At minimum: team (who owns it), owner (individual accountable), env (dev/staging/prod), git_commit (exact source version), and model_family (classifier, retriever, embedder, LLM fine-tune, etc.). Step 4 requires team and owner specifically; the reflection at the end asks which tag would let a new engineer six months later distinguish 'the best chat-intent classifier from last quarter' from every other classifier on the server. That's model_family, and without it every search is a text match against titles.

Can I use MLflow for training on Kubernetes without the Tracking Server running as a K8s service?

Yes — your training Job just needs MLFLOW_TRACKING_URI pointing at a reachable server (the one started by mlflow server ...), and it'll POST runs over HTTP. The Step 4 k8s_training_job YAML forces that injection as an env var, plus nvidia.com/gpu resource request and restartPolicy: for the Job semantics. The server itself typically runs as a separate Deployment behind a Service — outside this lab's scope, but a common pairing.

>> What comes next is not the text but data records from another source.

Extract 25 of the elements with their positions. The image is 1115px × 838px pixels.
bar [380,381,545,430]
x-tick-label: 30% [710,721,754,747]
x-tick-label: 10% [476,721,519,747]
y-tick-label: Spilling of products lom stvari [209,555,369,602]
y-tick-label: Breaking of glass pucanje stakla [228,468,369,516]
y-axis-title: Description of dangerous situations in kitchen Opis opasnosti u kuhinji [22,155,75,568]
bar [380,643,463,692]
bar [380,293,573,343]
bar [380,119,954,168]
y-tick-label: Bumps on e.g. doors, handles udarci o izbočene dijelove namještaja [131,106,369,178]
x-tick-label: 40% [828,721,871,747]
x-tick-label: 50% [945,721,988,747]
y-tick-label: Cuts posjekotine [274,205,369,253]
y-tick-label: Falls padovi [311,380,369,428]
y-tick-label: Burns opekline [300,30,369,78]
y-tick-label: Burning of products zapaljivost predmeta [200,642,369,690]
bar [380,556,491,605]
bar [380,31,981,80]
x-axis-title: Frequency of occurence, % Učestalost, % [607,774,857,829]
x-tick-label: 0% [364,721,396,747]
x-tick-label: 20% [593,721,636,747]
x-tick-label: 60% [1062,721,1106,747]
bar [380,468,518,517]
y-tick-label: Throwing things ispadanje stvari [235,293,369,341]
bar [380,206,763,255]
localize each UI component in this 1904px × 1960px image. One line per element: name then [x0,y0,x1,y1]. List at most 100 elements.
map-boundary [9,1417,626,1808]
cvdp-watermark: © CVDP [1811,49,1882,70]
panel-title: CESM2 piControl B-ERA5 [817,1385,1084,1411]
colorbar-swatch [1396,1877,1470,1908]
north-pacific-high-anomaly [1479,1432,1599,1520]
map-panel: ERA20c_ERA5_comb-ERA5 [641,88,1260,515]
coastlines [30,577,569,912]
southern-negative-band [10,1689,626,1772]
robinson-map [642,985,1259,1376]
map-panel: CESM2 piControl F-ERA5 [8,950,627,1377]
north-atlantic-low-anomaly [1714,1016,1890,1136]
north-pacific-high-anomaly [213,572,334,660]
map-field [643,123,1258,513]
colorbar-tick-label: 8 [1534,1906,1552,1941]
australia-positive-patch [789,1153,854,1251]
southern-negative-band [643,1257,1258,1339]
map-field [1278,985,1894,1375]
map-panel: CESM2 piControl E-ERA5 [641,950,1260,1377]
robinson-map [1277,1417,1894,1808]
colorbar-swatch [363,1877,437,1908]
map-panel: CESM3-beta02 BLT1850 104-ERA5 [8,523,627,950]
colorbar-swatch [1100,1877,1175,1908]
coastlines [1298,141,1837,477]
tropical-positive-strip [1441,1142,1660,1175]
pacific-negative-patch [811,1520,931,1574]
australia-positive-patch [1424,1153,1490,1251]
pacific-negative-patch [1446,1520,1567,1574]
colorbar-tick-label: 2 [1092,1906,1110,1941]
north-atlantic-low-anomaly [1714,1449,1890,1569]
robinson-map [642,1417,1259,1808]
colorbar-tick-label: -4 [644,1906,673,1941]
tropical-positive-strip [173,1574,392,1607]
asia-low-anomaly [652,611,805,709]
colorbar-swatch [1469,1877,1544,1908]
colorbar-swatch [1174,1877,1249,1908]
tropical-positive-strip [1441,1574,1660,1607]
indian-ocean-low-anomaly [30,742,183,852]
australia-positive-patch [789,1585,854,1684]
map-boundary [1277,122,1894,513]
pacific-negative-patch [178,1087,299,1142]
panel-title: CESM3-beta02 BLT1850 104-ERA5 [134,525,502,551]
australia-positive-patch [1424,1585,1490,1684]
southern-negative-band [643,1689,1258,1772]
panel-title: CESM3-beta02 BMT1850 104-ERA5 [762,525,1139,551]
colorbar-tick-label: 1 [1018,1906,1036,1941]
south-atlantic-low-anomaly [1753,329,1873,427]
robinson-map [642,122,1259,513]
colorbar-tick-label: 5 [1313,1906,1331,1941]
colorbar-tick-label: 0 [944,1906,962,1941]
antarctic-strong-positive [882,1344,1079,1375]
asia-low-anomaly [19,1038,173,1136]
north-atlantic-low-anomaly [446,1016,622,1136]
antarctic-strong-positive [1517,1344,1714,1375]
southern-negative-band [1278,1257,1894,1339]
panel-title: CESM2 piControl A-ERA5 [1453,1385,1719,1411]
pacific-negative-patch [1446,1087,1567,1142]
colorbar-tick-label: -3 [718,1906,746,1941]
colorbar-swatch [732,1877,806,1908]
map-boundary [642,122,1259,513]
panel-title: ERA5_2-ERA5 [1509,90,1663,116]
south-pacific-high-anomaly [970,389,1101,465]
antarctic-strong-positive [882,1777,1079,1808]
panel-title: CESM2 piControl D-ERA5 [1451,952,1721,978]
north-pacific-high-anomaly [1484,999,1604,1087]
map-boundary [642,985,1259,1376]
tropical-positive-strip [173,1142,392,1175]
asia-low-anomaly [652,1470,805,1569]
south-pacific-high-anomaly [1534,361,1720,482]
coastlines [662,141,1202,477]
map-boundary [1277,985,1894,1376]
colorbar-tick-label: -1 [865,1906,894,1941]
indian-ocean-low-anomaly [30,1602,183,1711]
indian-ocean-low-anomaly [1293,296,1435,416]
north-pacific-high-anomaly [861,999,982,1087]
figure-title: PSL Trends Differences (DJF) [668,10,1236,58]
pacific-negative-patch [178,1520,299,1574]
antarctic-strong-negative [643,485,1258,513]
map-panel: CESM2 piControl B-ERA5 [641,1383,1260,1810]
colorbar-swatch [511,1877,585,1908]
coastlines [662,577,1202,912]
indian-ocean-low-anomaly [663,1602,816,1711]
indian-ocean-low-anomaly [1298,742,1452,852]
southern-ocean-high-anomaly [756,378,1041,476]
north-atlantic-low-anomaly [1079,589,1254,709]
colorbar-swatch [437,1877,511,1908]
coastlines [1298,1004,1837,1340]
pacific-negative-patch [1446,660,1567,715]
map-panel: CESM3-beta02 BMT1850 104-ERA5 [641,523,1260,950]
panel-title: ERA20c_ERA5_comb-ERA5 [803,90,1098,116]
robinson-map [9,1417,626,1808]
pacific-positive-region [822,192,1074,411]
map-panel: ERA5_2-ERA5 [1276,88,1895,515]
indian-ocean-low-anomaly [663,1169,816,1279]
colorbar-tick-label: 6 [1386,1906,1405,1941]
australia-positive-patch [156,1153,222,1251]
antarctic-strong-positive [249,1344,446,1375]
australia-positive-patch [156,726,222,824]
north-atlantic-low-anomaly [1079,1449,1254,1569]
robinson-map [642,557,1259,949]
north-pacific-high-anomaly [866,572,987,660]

What does the grader validate on each step?

Step 1 requires run_info.status == 'FINISHED', logged_params contains learning_rate/batch_size/optimizer, logged_metrics['train_loss'] has ≥5 (step, value) tuples, and last loss < first loss. Step 2 validates model_artifact_path is a real MLflow URI, registered_model has name/latest_version, version_stage is one of the valid stage names, and reload_prediction_shape is a non-empty tuple. Step 3 enforces len(all_runs_df) >= 3 and best_run.final_loss matches the DataFrame minimum. Step 4 checks the server CLI flags, K8s Job primitives, required tags, and autologging_config keys.